Haji Makhdoom Ali {r.a}

Hazrat Haji Makhdoom Ali Mahimi shah baba {r.a}


Makhdoom Ali Mahimi r.a(1372-1431) was a Sufi saint from India, widely acknowledged for his scholarly treatise, liberal views and humanist ideals. Mahimi was born into a family of Arab travellers who had settled down on the island of Mahim, one of the seven islands that later formed the city of Bombay (now Mumbai).

Not much is known of his early childhood. He later became the disciple of Mohiuddin Abne Arabi, a Spanish based saint revered by Muslims. Mahimi’s reputation grew after the sultan of Gujarat, Ahmed Shah of the Muzaffarid dynasty, chose him to be the town’s Qazi (the head Muslim cleric of a town). Mahimi was the first Indian scholar to have written an exegesis on the Qur’an, which gained critical acclimation from numerous Islamic scholars including Shah Waliullah. Authoring a total of nineteen books, he was given the moniker Qutbe Kokan (Kokans polestar). Mahimi is revered by both the Muslims and Hindus. Muslim sects such as the sunnis, shias and the barelvis hold him in high esteem. After his death in 1431, he was buried in Mahim itself. The site later became a dargah (shrine) for the faithful.

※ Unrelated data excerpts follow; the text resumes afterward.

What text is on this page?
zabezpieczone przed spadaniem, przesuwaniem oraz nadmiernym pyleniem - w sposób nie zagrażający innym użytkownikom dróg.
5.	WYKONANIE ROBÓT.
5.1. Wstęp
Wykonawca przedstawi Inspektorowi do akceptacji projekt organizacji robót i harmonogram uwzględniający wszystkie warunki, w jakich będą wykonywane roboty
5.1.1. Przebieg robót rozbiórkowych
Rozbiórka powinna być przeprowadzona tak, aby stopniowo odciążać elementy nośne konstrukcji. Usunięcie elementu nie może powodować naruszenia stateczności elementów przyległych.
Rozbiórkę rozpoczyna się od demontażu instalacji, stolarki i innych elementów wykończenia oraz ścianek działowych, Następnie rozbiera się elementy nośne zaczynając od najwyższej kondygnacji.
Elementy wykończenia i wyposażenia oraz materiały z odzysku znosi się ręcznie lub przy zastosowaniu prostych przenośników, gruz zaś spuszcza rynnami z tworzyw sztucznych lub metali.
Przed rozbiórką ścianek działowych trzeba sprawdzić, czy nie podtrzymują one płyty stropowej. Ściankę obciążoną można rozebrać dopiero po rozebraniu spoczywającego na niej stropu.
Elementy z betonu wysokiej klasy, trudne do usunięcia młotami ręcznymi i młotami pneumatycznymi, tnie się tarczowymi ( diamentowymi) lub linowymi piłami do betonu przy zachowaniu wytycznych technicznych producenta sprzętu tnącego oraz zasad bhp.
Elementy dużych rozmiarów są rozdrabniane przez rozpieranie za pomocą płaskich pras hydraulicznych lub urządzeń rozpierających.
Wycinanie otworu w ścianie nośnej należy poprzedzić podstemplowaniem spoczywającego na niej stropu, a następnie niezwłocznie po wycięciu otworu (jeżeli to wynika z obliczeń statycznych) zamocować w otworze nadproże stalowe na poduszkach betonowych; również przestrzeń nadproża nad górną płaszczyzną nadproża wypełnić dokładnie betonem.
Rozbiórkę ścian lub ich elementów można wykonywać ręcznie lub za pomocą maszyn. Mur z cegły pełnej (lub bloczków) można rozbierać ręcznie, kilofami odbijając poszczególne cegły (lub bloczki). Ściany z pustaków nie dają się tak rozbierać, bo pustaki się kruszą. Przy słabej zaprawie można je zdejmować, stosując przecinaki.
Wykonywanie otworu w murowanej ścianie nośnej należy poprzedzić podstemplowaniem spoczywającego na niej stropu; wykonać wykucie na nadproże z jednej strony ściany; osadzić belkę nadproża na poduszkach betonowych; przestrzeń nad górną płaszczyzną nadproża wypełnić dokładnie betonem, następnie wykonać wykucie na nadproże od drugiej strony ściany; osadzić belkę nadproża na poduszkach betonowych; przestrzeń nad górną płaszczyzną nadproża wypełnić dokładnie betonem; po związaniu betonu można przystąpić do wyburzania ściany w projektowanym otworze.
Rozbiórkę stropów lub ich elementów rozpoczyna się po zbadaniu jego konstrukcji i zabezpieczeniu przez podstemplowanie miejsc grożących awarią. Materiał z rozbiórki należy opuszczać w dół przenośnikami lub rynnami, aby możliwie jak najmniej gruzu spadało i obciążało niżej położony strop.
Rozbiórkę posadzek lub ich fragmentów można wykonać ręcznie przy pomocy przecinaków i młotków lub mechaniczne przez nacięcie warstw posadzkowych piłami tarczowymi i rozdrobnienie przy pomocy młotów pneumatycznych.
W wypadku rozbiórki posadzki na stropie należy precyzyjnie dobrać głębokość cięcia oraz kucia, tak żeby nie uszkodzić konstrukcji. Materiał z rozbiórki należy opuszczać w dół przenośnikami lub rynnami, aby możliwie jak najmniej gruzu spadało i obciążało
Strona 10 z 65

Please watch these videos for more on Haji Makhdoom Ali Mahimi {r.a} life,karamat and Dargah:

Part 1

Part 2


Urs festival

During the annual ten day Urs festival celebrated on the 08th of Jammadil Akhir, the Muslim calendar, millions of devotees visit his dargah. The highlight of this is a procession of around eight thousand begins at the Mahim Police Station, believed to be the site of his residence. Two policemen from each of the eighty four city police stations represent the police whose association with the saint dates back to the saint’s era. A representative of the Mumbai police who is the first to offer the “chaddar” (shawl) at the tomb on the first day of the festival. Legend has it that it was a police constable who gave water to the dying saint from his cap. Another story points to some miraculous assistance policemen once received from an old man, whom they believed was the saint, in fighting smugglers.

A room adjacent to the office of the senior inspector of police station contains a steel cupboard that houses the saint’s preserved belongings such as his chair, a pair of sandals and his hand-written Qur’an which is considered to be a calligraphic work of art. The room is opened once every year to the public. In 1920 the cupboard was purchased by a senior British police inspector, Raymond Esquire as a tribute to the saint he revered.

On 2005-05-21, the government of Maharashtra named the JJ Flyover after the saint as a tribute to the saint. The 2.1 kilometre flyover is the longest viaduct in the country.